My dealings with boxers are limited so I can't speak to that. Good luck!
posted by bunderful at 12:23 PM on July 15, 2018


BUT tee and boxers reads as (modest) underwear or sleepwear to me, not “loungewear.”

This is where I come down. Your choices sound fine for the situation you describe. That said, a guy walking around in boxers (with nothing underneath) is walking around in their underwear. Which I think is fine for "Heading from bedroom to bathroom" or "Grabbing coffee" but in my world (uptight New England world) I wouldn't wear it for around the house in case my roommate had people over. I do see it as different from loungewear which would be shorts without a gaping front fly (could still be boxer style) and a t-shirt that wasn't white/see-through. No bra seems AOK fine.

So like underwear in public areas when you live with a roommate (of any gender): sure. Underwear in public areas when people are over: a bit too casual.
posted by jessamyn at 12:47 PM on July 15, 2018 [4 favorites]


I am fairly conservative when it comes to clothing. I wouldn't be "uncomfortable" as such if you were sitting around the house in boxers, but I would notice and think "I guess she has different rules about clothes to me". In my mind, boxers are underwear and therefore aren't for sitting around in.

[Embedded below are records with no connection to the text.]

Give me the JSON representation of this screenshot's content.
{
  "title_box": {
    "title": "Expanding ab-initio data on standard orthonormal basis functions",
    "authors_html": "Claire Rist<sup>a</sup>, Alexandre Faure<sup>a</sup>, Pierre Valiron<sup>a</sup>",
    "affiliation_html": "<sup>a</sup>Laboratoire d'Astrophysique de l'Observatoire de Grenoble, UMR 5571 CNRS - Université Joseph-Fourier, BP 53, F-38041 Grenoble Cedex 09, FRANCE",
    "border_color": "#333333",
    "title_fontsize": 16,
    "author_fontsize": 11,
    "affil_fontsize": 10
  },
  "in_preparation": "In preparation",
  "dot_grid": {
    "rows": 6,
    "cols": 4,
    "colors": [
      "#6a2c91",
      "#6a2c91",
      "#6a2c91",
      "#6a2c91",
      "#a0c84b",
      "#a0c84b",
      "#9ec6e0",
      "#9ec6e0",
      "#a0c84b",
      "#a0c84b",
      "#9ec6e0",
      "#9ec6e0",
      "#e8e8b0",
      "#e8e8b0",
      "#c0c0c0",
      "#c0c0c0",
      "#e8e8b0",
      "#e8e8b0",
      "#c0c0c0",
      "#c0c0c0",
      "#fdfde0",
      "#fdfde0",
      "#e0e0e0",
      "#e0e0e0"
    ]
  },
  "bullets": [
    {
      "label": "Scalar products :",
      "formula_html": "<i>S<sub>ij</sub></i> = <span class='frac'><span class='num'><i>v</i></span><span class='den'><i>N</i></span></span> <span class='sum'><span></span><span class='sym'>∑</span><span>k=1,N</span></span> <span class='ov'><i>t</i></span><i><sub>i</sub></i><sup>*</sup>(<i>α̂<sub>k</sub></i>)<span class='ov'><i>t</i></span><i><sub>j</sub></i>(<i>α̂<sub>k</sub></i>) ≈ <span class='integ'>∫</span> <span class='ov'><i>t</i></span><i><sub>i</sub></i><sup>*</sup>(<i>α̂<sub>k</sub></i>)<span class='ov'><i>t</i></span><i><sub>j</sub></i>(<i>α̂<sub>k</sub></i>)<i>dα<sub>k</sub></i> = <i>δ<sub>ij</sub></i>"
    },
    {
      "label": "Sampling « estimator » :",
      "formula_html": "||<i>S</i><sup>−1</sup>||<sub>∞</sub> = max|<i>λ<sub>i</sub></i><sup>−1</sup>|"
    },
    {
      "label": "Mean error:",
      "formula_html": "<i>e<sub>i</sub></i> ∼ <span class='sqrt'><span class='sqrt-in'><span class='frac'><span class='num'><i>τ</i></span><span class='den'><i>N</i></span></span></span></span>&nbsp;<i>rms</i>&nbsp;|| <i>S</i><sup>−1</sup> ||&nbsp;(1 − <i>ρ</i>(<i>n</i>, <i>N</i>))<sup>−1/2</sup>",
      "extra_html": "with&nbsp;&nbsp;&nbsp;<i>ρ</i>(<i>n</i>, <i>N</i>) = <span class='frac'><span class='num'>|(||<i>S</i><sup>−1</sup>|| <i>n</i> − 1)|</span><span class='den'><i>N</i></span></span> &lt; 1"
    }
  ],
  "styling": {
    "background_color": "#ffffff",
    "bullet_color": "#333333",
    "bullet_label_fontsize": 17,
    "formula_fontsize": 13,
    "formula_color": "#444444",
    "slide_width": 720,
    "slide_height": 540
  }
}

(I think my dad is the only person I know whose underwear habits I am privy to that wears boxers. Boxer-brief wearing people I have known put gym shorts on if they're sitting around "undressed". My dad will stand at the kitchen counter and read the paper in his boxers (I'm sure you wanted to know that), but doesn't sit down, presumably because of the gaping issue. Or because he's half dressed.)
posted by hoyland at 12:56 PM on July 15, 2018


I hang around home in tshirts with no bra but I’m mildly plump and DDD with middle aged droop so I throw on a lightweight zip hoodie over if I’m stepping outside to get the mail or water the plants. Houseguests I don’t need the hoodie for if they’re close friends. But that’s just my boundary.
posted by matildaben at 2:05 PM on July 15, 2018


I'm a cis-woman who has had a variety of roommates over the years, including many cis-women. T-shirts with no bras are pretty much the norm; there are no worries there. I usually lounge around in drawstring shorts or pajama bottoms. I did have a pair of boxers for awhile that I loved to wear, but I always wore regular underwear underneath them because of the flap. This would be my only cause of concern because you may find yourself moving or sitting in positions that expose yourself to your roommate.


That said, I don't know your roommate, so I'd go slightly above your normal comfy wear for a few days until you can better gauge her comfort level.
posted by acidnova at 2:59 PM on July 15, 2018


FWIW, Metafilter skews a little conservative when it comes to modesty. Most of my friends (mostly older millennials with a strong queer/poly factor) wouldn'tn eyebrow about their roomies lounging in bikini panties and a singlet style shirt and toplessness isn't all that uncommon. But I've also known women that would be uncomfortable with seeing hints of other women's nipples, so there is a wide spectrum out there.

I generally would just have some quick expectation setting discussion about it.
posted by Candleman at 7:27 PM on July 15, 2018 [1 favorite]


There's no woman I know who would say you had to wear a bra around them.